Results and Pretrained Models
We provide the full-shot/100-shot/50-shot results(demo) pretrained on 'cifar100_split1_D_i.npy' with the corresponding checkpoint weights.
Method | Full-shot | 100-shot | 50-shot | Model |
---|---|---|---|---|
SimCLR | 50.7 | 46.3 | 42.4 | ResNet18 |
SDCLR | 55.0 | 49.7 | 45.6 | ResNet18 |
BCL-I | 55.7 | 50.1 | 45.8 | ResNet18 |
BCL-D | 58.7 | 52.6 | 48.7 | ResNet18 |
After downloading the checkpoints, you could run evaluation by the instructions in the evaluating section.
Extensions
Steps to Implement Your Own Model
- Add your model to ./models and load the model in train.py.
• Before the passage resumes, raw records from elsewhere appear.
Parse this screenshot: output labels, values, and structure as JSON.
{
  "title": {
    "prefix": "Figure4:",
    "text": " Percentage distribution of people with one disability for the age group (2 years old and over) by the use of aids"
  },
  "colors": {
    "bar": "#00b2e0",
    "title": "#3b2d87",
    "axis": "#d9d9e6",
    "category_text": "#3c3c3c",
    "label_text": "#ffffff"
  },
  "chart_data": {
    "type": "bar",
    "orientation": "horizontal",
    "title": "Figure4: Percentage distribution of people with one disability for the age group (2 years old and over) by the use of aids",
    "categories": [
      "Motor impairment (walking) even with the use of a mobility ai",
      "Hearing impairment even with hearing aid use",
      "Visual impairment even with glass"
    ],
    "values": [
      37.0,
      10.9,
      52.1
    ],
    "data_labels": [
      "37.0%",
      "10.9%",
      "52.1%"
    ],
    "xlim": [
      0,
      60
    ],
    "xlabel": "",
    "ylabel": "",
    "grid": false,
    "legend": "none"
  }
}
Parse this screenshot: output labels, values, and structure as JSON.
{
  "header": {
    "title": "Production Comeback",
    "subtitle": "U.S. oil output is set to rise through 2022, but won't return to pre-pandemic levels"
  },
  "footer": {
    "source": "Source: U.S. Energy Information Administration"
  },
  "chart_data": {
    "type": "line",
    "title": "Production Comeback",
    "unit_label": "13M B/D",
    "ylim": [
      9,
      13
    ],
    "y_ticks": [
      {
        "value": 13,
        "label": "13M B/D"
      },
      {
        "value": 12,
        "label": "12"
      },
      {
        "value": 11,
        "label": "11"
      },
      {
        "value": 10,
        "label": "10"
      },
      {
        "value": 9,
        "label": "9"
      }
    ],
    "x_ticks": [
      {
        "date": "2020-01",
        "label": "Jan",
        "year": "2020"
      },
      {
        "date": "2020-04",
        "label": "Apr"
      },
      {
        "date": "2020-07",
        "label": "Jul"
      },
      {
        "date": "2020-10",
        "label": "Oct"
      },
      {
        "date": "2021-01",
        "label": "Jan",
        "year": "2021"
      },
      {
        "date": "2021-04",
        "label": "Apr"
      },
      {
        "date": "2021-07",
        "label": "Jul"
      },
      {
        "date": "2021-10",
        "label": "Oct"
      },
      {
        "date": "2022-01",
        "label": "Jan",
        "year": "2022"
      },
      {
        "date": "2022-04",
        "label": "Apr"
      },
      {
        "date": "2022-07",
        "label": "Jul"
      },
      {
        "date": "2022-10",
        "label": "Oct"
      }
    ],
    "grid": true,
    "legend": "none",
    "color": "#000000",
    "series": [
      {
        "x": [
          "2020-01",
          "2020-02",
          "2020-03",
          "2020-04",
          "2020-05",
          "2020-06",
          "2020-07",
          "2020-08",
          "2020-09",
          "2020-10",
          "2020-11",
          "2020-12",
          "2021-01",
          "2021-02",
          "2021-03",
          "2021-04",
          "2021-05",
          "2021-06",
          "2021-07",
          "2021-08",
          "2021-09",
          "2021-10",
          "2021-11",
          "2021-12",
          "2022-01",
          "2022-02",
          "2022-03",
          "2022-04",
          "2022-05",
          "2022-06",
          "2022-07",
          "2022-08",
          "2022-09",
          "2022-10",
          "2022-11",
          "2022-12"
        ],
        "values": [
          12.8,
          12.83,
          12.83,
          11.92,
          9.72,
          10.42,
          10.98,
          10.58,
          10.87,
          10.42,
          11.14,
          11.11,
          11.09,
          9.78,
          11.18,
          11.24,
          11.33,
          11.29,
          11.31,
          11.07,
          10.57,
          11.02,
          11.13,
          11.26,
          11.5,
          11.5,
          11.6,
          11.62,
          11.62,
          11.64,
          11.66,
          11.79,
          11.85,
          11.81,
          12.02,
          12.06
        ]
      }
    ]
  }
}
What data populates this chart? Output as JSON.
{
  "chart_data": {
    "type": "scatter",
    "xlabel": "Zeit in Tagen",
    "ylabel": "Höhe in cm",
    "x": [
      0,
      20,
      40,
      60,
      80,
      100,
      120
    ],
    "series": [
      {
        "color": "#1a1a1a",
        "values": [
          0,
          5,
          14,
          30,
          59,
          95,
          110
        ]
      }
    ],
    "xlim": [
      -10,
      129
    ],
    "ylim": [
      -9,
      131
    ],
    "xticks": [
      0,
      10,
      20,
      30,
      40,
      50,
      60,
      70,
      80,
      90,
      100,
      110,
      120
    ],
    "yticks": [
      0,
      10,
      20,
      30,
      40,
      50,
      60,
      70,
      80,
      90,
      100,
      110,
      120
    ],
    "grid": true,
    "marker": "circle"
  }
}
- Implement functions(./losses) specfic to your models in train.py.
Steps to Implement Other Datasets
- Create long-tailed splits of the datasets and add to ./split.
- Implement the dataset (e.g. memoboosted_cifar100.py).
Acknowledgement
We borrow some codes from SDCLR, RandAugment and W-MSE.